Immune Cell Reorganization Within Tumors

By integrating SEPARATE-Seq with spatial transcriptomics, the research team was able to meticulously map not only the types of immune cells present but also their exact spatial positioning within the tumor architecture.

Their comprehensive analyses revealed several noteworthy spatial organizational patterns. The investigators identified a peripheral ring of lipid-associated tumor-associated macrophages encasing the tumor’s periphery. Furthermore, distinct clusters of interferon-stimulated immune and non-immune cells were observed within the tumor mass, exhibiting enrichment in specific dendritic cell phenotypes. The study also documented heightened infiltration of hypoxic, tumor-associated neutrophils, a concentration of plasma cells within the tumor milieu, and a discernible shift in NK cells towards an immature, compromised state upon their entry into the tumor.

Significantly, many of these observed characteristics were also present in human lung adenocarcinoma specimens, thereby underscoring the clinical translational value of the developed model.

“This degree of spatial and molecular granularity permits us to observe how immune cells differentiate and specialize within delineated tumor niches,” commented Lize Allonsius, a doctoral candidate and a co-first author of the study. “It powerfully illustrates the extent to which the tumor microenvironment actively reshapes immune functionality.”

A Valuable Resource for the Scientific Community

In addition to the successful establishment of the preclinical model, the research group has curated and made publicly accessible an extensive multiomics dataset.
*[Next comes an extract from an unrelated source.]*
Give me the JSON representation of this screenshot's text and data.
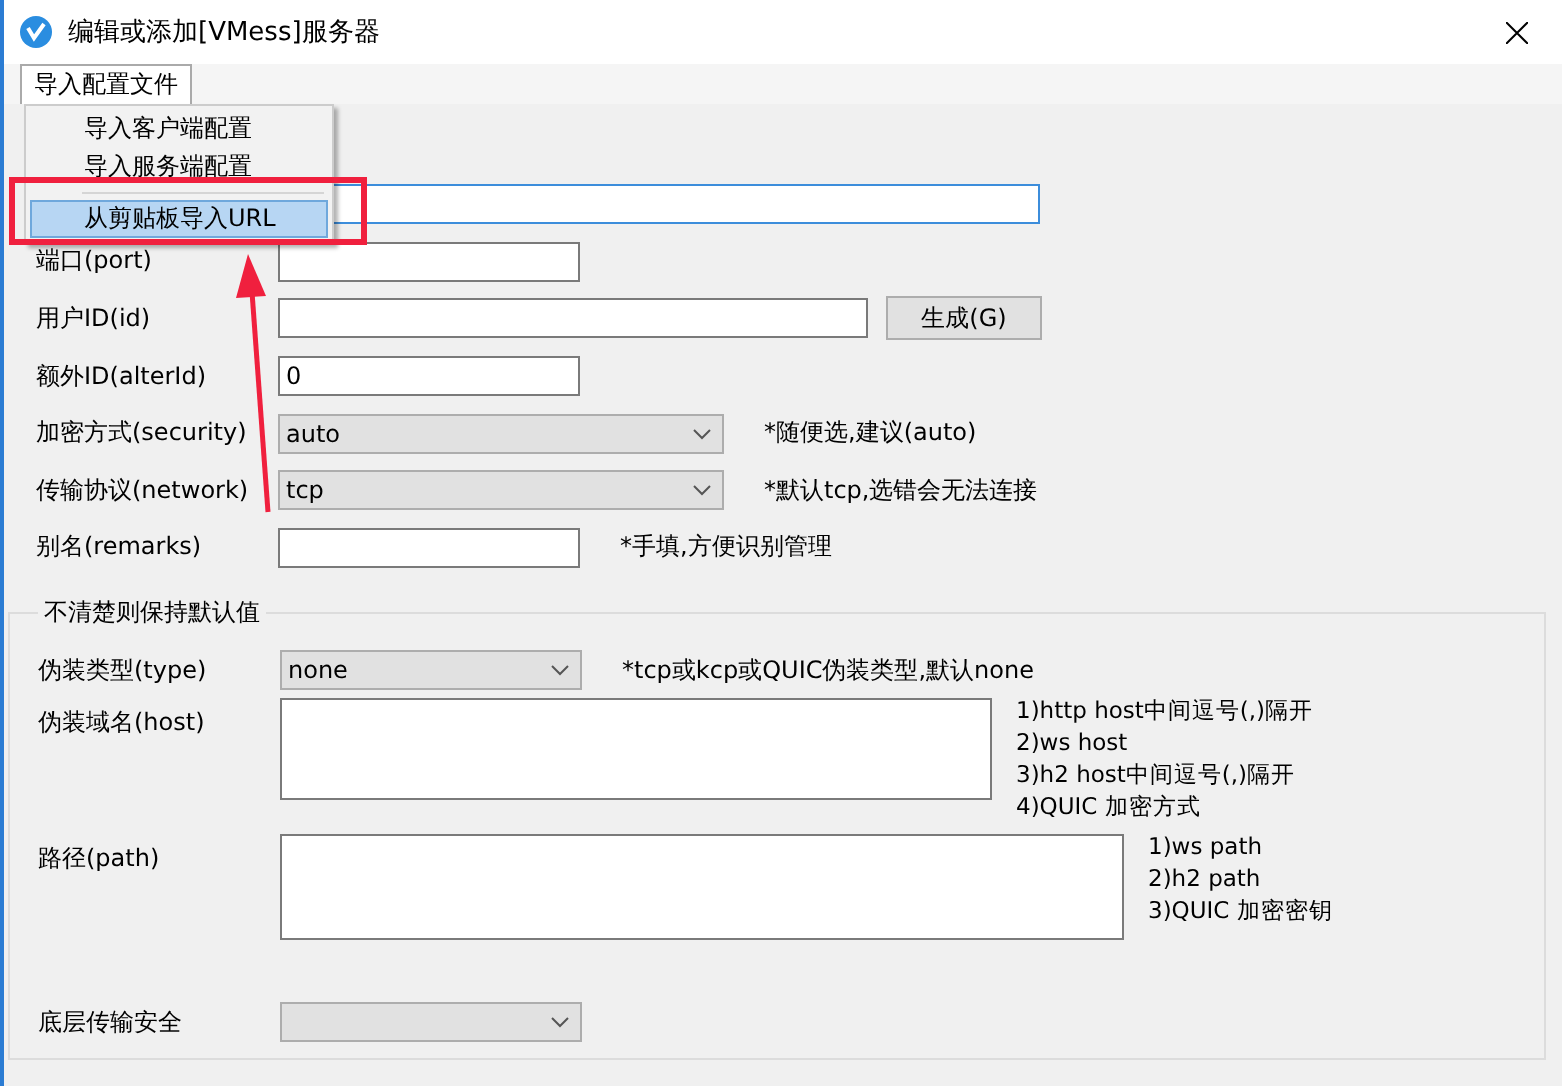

This valuable resource is presented through an interactive online platform, offering a significant boon to researchers engaged in the study of tumor immunology and lung cancer pathogenesis.

“The success or failure of therapeutic interventions is intrinsically linked to the behavior of immune cells within actual tumors,” emphasized Laoui. “If our preclinical models do not accurately mirror patient biology, we risk deriving flawed conclusions. This current research provides a foundational framework that significantly advances preclinical studies closer to clinical relevance.”